Braille Magazines Needed:
The director of the rehabilitation center for the blind in Sofia, Bulgaria, Jordan Mladenov, has contacted us with the following request. “We are organizing English language courses for our blind and partially sighted customers. We have textbooks and teaching materials in Braille, but we need some Braille magazines in English so that our advanced students will have access to more Braille literature. We invite your readers to send us magazines they don't need any more. We are very interested in reading National Geographic, Readers Digest, and other magazines. We would be very happy if you could help us solve this problem.”
Braille magazines can be sent to Jordan Mladenov, Center for Social Rehabilitation and Integration for Visually Impaired People, Ul. "Tsar Simeon" 110, 1202, Sofia, Bulgaria. For more information contact him at email <firstname.lastname@example.org>, or Skype reh_center_sofia.
Remote and In-Person Assistive Technology Training Available:
Blind Access Training supplies quality training to individuals, state agencies, and other institutions for PC-based assistive technology, web design, and Apple products. Our main office is in Washington state. We also have satellite offices and team members in other locations around the world.
Along with providing assistive technology, web design, and Apple products training, Blind Access Training also provides guidance and mentoring for blind and visually impaired individuals. All of our team members are blind or visually impaired and have faced a variety of challenges as a result of their disabilities. They have worked hard to become respected members of their communities and are eager to share their knowledge by mentoring other blind people.
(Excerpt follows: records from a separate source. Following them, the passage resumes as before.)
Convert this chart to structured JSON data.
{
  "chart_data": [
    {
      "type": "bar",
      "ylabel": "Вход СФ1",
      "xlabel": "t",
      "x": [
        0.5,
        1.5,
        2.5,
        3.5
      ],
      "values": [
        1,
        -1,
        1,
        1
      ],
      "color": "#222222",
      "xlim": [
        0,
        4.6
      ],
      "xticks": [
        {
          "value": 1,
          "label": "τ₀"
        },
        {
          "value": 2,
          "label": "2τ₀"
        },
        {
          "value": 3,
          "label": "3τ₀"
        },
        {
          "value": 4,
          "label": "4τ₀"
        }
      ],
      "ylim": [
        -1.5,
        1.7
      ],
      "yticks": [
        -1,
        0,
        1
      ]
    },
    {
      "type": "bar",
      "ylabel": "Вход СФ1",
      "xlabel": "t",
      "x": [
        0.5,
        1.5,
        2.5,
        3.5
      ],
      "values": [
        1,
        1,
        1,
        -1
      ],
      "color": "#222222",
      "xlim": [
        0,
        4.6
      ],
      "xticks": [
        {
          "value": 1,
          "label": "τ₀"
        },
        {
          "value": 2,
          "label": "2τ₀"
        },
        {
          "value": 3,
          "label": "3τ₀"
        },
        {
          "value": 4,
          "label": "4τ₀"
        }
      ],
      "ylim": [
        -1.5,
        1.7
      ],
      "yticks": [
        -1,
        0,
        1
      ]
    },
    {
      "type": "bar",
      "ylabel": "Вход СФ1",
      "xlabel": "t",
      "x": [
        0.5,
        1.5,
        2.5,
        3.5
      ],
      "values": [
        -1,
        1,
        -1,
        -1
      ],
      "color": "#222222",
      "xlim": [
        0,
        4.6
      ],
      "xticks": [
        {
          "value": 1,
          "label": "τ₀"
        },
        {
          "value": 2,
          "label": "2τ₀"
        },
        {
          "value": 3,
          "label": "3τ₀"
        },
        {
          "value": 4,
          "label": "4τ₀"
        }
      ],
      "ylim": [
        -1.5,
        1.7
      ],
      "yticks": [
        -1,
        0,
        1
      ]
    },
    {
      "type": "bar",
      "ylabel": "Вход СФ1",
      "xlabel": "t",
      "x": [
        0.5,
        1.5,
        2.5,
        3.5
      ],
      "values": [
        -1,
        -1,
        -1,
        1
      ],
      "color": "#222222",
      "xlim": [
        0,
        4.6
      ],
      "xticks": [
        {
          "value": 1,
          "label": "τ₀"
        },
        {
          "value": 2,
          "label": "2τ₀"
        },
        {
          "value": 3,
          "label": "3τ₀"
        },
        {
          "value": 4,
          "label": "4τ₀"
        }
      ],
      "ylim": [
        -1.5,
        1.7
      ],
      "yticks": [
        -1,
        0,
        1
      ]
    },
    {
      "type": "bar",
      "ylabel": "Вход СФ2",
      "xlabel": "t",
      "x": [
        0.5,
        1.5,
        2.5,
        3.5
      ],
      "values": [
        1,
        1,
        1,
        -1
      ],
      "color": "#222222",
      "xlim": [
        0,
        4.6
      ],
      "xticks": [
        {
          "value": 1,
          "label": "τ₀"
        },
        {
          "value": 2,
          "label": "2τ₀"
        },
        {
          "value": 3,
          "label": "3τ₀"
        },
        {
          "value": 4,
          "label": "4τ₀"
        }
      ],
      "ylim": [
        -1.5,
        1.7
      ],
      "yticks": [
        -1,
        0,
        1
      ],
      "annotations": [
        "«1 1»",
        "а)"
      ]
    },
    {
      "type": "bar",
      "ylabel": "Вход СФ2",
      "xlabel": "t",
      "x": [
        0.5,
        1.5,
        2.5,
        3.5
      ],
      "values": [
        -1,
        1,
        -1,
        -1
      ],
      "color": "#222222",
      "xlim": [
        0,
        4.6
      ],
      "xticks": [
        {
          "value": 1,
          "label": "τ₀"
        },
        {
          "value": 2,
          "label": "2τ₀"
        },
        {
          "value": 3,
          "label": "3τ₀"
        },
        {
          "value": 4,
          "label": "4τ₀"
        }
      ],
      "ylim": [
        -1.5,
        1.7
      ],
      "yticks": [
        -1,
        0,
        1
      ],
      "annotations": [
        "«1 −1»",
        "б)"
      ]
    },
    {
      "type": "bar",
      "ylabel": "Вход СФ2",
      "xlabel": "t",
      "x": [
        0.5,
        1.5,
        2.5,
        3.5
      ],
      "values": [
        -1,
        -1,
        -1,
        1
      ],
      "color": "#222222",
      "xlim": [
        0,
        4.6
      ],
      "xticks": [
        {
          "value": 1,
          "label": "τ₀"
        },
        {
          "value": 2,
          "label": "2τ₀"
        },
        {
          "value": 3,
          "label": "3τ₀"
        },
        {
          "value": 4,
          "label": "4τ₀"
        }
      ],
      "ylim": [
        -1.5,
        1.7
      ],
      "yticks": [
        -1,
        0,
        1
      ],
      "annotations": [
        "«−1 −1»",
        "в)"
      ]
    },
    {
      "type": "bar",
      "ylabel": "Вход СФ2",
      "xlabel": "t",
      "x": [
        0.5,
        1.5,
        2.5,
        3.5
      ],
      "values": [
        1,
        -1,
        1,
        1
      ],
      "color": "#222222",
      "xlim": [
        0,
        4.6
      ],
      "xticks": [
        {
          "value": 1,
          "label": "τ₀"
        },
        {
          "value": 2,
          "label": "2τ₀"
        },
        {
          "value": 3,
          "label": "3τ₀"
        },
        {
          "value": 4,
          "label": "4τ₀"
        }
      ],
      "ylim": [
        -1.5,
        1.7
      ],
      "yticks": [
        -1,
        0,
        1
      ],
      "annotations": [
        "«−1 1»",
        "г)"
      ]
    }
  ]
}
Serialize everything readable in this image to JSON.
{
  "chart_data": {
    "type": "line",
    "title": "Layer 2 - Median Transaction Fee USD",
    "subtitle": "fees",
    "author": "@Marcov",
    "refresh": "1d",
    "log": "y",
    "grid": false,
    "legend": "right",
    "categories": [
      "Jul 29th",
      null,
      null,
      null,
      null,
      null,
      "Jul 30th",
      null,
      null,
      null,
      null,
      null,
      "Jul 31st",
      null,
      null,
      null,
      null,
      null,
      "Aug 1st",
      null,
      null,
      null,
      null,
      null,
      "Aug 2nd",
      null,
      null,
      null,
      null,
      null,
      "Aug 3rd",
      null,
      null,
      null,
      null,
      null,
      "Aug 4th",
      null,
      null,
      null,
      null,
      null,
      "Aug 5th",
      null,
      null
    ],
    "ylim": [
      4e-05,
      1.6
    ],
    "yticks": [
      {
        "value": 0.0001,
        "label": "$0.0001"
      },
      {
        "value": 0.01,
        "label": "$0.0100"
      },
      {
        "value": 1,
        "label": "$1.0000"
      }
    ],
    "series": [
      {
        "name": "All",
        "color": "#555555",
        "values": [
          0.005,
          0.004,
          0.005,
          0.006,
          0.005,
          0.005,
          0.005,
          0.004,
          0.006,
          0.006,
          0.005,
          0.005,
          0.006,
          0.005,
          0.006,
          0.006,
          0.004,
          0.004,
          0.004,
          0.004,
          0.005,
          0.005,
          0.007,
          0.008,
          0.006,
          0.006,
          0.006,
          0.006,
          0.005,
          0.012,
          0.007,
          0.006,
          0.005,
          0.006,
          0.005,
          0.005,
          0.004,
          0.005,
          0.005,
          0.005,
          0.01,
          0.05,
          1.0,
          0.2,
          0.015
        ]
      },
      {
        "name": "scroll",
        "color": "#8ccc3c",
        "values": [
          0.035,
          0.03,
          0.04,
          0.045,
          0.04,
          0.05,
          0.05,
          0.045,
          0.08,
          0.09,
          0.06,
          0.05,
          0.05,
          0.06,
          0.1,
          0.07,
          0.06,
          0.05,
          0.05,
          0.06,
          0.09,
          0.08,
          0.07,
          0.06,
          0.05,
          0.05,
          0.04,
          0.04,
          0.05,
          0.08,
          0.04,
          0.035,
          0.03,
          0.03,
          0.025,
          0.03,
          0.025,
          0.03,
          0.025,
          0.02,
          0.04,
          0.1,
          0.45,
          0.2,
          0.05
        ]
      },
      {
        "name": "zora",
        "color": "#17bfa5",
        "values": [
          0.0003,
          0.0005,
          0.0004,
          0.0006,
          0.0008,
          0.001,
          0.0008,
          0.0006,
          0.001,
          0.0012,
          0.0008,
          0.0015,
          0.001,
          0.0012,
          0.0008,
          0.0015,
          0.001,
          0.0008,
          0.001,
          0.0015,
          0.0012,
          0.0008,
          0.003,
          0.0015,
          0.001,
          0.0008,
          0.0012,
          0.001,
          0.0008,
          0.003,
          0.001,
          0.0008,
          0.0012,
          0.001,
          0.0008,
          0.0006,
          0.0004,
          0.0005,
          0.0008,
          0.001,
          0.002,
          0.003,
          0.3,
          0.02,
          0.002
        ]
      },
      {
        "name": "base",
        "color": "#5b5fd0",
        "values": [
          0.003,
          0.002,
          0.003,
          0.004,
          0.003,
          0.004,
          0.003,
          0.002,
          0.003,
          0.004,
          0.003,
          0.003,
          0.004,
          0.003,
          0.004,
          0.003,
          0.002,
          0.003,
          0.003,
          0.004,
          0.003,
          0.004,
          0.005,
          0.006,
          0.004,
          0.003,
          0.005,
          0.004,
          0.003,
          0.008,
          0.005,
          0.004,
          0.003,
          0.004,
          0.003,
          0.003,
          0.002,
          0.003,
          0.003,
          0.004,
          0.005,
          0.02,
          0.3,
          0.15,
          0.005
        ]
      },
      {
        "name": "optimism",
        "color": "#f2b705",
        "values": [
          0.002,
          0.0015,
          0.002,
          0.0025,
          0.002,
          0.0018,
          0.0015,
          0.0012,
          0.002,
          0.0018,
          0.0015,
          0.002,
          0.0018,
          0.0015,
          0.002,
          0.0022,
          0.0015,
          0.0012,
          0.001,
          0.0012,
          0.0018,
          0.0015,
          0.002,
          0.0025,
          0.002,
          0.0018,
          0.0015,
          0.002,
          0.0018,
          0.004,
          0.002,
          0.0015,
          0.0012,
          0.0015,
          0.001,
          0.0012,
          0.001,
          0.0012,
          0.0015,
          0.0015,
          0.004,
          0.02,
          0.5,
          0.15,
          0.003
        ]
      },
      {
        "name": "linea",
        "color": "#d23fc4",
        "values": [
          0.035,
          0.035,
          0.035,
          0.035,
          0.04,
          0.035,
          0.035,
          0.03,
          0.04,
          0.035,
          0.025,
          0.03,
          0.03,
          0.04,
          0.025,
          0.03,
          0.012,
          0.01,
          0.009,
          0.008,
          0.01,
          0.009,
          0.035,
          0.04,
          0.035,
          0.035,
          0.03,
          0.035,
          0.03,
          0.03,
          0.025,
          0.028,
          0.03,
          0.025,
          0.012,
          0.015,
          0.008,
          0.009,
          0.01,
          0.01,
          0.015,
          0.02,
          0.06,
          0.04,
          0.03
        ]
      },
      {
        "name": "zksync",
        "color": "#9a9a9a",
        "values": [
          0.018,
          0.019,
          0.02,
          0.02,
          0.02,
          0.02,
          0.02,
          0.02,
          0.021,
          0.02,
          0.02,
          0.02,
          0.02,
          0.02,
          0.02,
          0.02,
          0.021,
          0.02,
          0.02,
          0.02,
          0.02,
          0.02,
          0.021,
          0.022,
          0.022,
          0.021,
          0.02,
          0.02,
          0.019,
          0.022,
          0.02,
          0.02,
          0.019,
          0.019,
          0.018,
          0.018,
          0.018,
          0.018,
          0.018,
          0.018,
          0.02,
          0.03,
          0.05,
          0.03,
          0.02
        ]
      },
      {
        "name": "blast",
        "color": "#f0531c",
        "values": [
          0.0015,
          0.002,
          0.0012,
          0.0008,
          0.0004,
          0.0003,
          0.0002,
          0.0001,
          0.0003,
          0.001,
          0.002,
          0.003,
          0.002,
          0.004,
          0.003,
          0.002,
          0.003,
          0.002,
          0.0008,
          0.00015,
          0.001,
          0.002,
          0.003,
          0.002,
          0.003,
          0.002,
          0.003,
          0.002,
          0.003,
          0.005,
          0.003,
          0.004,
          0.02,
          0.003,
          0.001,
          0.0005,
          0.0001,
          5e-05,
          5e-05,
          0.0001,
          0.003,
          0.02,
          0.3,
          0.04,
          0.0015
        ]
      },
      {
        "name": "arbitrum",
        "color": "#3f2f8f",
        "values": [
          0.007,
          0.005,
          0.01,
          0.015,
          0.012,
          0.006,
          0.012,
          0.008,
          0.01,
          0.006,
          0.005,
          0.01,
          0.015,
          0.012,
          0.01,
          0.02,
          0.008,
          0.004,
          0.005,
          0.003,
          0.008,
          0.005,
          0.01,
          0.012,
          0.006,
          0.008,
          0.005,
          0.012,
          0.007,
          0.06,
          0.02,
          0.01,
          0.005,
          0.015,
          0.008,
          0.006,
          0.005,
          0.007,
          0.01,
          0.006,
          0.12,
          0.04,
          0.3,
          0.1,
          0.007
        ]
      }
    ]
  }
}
We hope to become the leading resource to the blindness community as well as to professionals serving the blind in assistive technology.
If you would like more information or would like to sign up for training, call us at (877) 774-7670 and press option 1. To read more about us, visit our home page at <http://www.blindaccesstraining.com/>.
The notices in this section have been edited for clarity, but we can pass along only the information we were given. We are not responsible for the accuracy of the statements made or the quality of the products for sale.
Brailler for Sale:
Perkins Brailler, standard, brand new condition, in original packaging. Includes dust cover and manual. This Brailler has been used four times. It is in excellent condition. I thought I would use it, but I found that I don’t really need it. It retails for $750. I’m asking only $550. PayPal® available. Call Deanne at (619) 600-2501, or email <email@example.com>.
I pledge to participate actively in the efforts of the National Federation of the Blind to achieve equality, opportunity, and security for the blind; to support the policies and programs of the Federation; and to abide by its constitution.